Everything is finally coming together. I have got my first shifts at my new job, Uni is all lined up and in motion, my horse is performing better than he ever has and I’m actually feeling okay. Despite this rainy, cold, miserable weather, I’m feeling pretty okay.
It’s only been a couple of days since I have sent that text, but I now know that he won’t be replying. Which is a good thing. It is about time he let me walk away. In the 18 years we have known each other we have never gone more than three days without talking to each other, and usually there was a good reason why. So it will be interesting to see how we both feel after a couple of months.
I am trying to keep my facebook activity down so he can’t figure out what i’m doing or how I’m feeling.

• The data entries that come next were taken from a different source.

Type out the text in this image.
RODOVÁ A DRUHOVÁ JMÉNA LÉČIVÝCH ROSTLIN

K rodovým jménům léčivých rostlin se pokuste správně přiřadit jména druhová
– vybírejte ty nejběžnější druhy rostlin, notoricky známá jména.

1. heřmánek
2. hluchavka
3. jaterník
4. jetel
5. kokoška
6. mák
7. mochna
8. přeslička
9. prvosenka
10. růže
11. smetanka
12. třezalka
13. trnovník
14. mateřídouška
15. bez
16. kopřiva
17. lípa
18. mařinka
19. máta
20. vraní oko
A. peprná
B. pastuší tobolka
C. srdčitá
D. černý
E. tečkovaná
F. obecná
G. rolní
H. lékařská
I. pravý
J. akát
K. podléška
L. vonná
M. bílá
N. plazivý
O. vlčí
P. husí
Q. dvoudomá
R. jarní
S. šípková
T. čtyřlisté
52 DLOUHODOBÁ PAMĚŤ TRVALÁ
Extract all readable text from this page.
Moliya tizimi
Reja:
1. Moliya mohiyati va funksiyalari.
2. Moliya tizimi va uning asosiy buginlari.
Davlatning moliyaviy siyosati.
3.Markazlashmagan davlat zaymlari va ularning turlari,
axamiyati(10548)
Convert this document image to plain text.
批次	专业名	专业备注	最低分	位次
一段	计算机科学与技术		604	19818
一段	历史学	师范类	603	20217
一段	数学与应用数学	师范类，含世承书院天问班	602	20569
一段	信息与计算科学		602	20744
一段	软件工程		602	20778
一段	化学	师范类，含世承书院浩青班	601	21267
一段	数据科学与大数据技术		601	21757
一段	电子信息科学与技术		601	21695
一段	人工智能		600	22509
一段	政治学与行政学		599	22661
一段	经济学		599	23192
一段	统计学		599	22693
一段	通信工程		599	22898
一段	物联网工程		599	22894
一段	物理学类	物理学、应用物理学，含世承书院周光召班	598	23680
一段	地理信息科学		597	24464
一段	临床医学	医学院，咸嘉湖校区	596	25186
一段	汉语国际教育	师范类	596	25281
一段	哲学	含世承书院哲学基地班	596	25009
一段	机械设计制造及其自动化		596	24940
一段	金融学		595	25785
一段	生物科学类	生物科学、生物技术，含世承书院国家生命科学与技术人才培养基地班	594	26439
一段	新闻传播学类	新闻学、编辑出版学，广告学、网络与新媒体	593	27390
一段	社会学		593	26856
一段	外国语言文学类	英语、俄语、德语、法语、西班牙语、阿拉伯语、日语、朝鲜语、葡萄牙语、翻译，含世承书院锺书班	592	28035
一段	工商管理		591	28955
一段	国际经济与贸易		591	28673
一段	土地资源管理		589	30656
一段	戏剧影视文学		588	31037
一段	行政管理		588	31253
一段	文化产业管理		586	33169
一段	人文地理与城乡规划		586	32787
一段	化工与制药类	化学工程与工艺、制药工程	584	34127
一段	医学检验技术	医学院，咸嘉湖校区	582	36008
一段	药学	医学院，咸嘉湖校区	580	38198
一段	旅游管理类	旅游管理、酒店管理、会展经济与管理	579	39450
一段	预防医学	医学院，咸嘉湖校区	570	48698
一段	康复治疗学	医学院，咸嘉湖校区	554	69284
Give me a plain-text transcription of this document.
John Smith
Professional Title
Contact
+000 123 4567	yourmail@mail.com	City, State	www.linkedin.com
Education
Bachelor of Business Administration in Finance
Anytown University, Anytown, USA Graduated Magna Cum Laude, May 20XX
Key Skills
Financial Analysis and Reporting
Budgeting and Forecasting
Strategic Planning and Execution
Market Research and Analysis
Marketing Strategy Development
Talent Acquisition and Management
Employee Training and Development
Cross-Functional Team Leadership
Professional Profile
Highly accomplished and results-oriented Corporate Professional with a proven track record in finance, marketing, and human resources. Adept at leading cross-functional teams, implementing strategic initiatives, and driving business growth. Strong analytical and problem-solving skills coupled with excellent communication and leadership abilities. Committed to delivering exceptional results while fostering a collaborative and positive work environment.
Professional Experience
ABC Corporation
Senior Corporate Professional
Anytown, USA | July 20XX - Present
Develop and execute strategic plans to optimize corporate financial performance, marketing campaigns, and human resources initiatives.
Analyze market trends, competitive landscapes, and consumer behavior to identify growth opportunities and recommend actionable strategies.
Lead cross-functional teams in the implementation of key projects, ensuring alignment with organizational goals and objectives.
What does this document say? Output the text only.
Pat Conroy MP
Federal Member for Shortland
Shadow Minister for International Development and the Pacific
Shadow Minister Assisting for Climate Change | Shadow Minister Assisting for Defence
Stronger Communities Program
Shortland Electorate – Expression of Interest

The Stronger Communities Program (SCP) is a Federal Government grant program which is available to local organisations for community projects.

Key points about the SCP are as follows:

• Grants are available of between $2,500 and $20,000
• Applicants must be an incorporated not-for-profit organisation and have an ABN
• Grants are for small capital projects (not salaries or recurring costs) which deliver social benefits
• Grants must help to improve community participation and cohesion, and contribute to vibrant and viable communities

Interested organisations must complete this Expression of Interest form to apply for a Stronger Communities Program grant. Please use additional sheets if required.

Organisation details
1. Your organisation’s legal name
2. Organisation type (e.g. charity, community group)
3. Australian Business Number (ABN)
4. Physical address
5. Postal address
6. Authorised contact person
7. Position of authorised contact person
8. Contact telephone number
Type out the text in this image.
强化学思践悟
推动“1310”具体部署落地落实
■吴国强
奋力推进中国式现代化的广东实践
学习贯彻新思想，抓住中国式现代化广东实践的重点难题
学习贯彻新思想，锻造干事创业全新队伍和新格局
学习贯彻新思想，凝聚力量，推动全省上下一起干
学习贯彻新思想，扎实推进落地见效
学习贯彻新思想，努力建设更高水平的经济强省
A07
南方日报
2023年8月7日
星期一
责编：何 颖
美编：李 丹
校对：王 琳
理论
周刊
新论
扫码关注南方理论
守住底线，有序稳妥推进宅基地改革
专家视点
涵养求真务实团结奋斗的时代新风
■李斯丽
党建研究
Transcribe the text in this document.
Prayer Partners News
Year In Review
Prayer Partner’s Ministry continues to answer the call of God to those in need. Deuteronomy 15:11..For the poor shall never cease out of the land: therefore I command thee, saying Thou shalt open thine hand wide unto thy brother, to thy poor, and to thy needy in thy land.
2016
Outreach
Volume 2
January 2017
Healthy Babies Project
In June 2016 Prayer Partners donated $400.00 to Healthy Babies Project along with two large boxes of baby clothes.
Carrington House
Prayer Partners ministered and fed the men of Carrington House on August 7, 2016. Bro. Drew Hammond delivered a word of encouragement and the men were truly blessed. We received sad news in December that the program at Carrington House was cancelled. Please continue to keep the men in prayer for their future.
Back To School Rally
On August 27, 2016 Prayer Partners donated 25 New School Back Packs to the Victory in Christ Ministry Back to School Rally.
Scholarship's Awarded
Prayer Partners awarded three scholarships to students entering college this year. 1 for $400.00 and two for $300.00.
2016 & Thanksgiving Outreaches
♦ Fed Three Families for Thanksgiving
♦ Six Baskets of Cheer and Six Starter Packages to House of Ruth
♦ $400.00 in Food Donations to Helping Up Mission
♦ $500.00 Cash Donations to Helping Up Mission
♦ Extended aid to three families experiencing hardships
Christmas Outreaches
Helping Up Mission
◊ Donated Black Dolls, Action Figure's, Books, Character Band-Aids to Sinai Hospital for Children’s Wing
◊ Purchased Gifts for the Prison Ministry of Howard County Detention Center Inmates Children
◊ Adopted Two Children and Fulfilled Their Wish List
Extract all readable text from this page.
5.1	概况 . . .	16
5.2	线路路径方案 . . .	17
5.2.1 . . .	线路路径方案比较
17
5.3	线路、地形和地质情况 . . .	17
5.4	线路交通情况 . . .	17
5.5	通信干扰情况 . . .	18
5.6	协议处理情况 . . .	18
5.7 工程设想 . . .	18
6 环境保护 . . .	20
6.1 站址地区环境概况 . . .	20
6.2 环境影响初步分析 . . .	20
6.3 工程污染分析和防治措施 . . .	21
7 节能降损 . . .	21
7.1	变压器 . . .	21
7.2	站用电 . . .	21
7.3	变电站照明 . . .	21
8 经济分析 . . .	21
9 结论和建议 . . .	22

What I’m finally figuring out is healing is a process and I was only prolonging it with the hopes of getting back together later on. I was only putting a band-aid over it and pushing the hurt away. Only for it to wear me down and come back to bit me. The band-air affect only just made it harder to say goodbye the final time.
I have to heal from this. I have to create distance and process what has happened. I have to accept that he’s what he is and I can’t do anything about it. I have to understand that I have given him plenty of “second” chances and he screwed them all up. I will be okay, I know it because I finally ripped off the band-aid that was poisoning me. And in the end, the band-aid was doing more harm then good even though I prayed it could of been a permanent fix.
You can’t just put a band-aid over these things. You have to allow yourself to fully feel all the emotions, you have to deal with them and move on.
You have to let the wound heal before you can be fully at peace.